Será que estamos aprendendo mesmo com nossos fracassos?

Daniel Fernandes

11 de julho de 2014 | 06h20

Marcelo Nakagawa é professor de empreendedorismo do Insper
Na semana passada eu abordei o tema fracasso em que falava da importância da estória dos três porquinhos para desenvolver o comportamento empreendedor nas crianças. Mas uma semana depois, é difícil não pensar na diferença do porquinho brasileiro e o alemão.
Mas o tema fracasso começa em como cada um de nós lida com ele.
Por isso, este é um bom momento para você escrever um currículo só com seus fracassos! Não aprendemos isto na faculdade, a não ser que tenha sido aluno da Professora Tina Seelig da Universidade de Stanford.
Celebrar fracassos aumenta nossas chances de conseguir um novo emprego ou construir um negócio melhor.
Todo headhunter vai questiona-lo a respeito dos seus fracassos. Ele ou ela não quer que você se humilhe, mas que mostre a sabedoria desenvolvida a partir destes eventos.

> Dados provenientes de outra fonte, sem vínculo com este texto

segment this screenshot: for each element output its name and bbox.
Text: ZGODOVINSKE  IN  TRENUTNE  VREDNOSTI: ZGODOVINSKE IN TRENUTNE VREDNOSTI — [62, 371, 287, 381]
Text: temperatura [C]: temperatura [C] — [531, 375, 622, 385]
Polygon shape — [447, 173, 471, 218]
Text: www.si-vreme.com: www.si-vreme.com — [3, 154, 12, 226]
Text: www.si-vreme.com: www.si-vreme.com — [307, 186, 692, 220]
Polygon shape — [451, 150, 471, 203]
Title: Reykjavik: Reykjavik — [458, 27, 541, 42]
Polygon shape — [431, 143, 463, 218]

Se você tem ou pretende abrir um negócio, o fracasso é algo presente na trajetória de todos os empreendedores. Mas alguns sabem lidar com isto, outros não.
Thomas Edison costumava dizer que nunca tinha fracassado na vida. Eu só encontrei 10 mil alternativas que não funcionaram – dizia. Edison era tão obcecado em criar, testar, descartar ou produzir uma invenção que costumava dormir no laboratório. Com isto, fundou a GE, uma empresa que hoje fatura mais de US$ 150 bilhões e provocaria o caos na Terra se deixasse de existir.

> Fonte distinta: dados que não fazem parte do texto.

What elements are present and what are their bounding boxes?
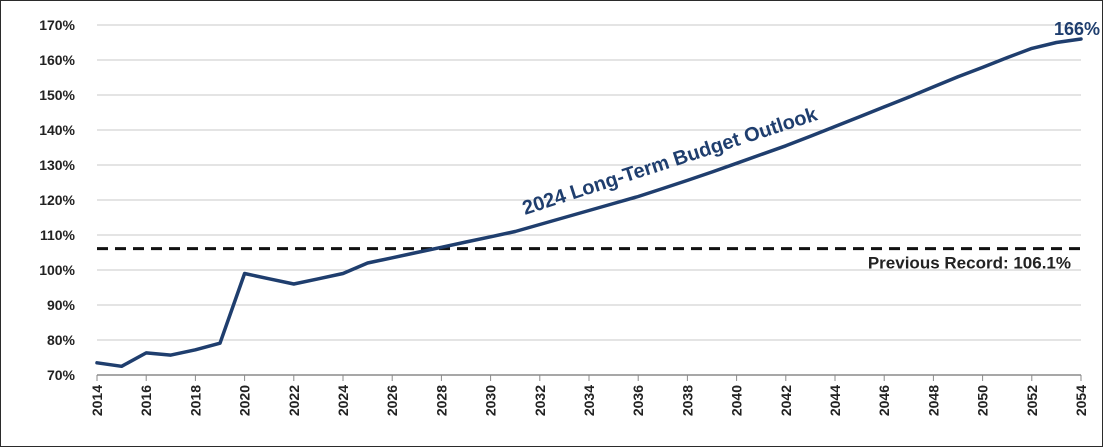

Thomas Edison tinha um grande amigo que também foi muito bom em fracassos. Sua primeira empresa, a Detroit Automobile Company faliu depois de três anos de aberta. Não satisfeito, colocou seu nome na próxima empresa e a chamou de Henry Ford Company. Esta fracassou ainda mais rapidamente. Em menos de dois anos já tinha falido.
E seguindo a lógica do provérbio japonês, se cair duas vezes, levante três, no ano seguinte, fundou a Ford Motor Company. Se você acha que o resto é história, lembre-se que foi o modelo T que fez de Ford uma lenda. Mas o modelo T não foi seu primeiro modelo. Se o T não foi o primeiro, qual letra você imaginaria que Ford escolheu para seu primeiro veículo nesta fase? Pois é, com seu primeiro modelo A, Henry Ford vendeu 1.750 carros. Seu modelo seguinte, o B, vendeu 500 unidades.  Não satisfeito, Ford lançou o Ford C e vendeu 800 veículos. O alfabeto evoluiu de 1903 (A) até 1908, ano de lançamento do Ford T, que se tornou lendário com seus 15 milhões de unidades produzidas. Fracasso é somente uma oportunidade para começar novamente de forma mais inteligente – acreditava Henry Ford.
Poucos anos depois, quando Edison e Ford já estavam consolidados como exemplos de empreendedores de sucesso, outro empreendedor também passou a celebrar o fracasso. Ao assumir o comando da empresa que viria a ser a IBM, Thomas Watson espalhou diversos cartazes na empresa. Um deles dizia: Perdoamos fracassos que tragam aprendizados. Quando também se tornou um empreendedor de sucesso e questionado como conseguiu tal proeza, Watson explicou: Isto é muito simples, mesmo. Dobre a sua taxa de fracasso. Você pode imaginar que o fracasso é o inimigo do sucesso. Mas não é.  Você pode ficar desencorajado pelo fracasso ou você pode aprender com ele.
E desde então, saber celebrar fracassos se tornou um dos pilares de sustentação dos melhores empreendedores e executivos. Isto é resumido no lema de David Kelley, fundador da Ideo, a atual referência mundial em inovação: Fracasse mais para ter sucesso logo!
Marcos Hashimoto, amigo e professor de empreendedorismo, afirma que, na verdade, só um há tipo de pessoa que fracassa: aquela que não consegue aprender com seus próprios erros.
O problema é se estamos, realmente, aprendendo com nossos erros?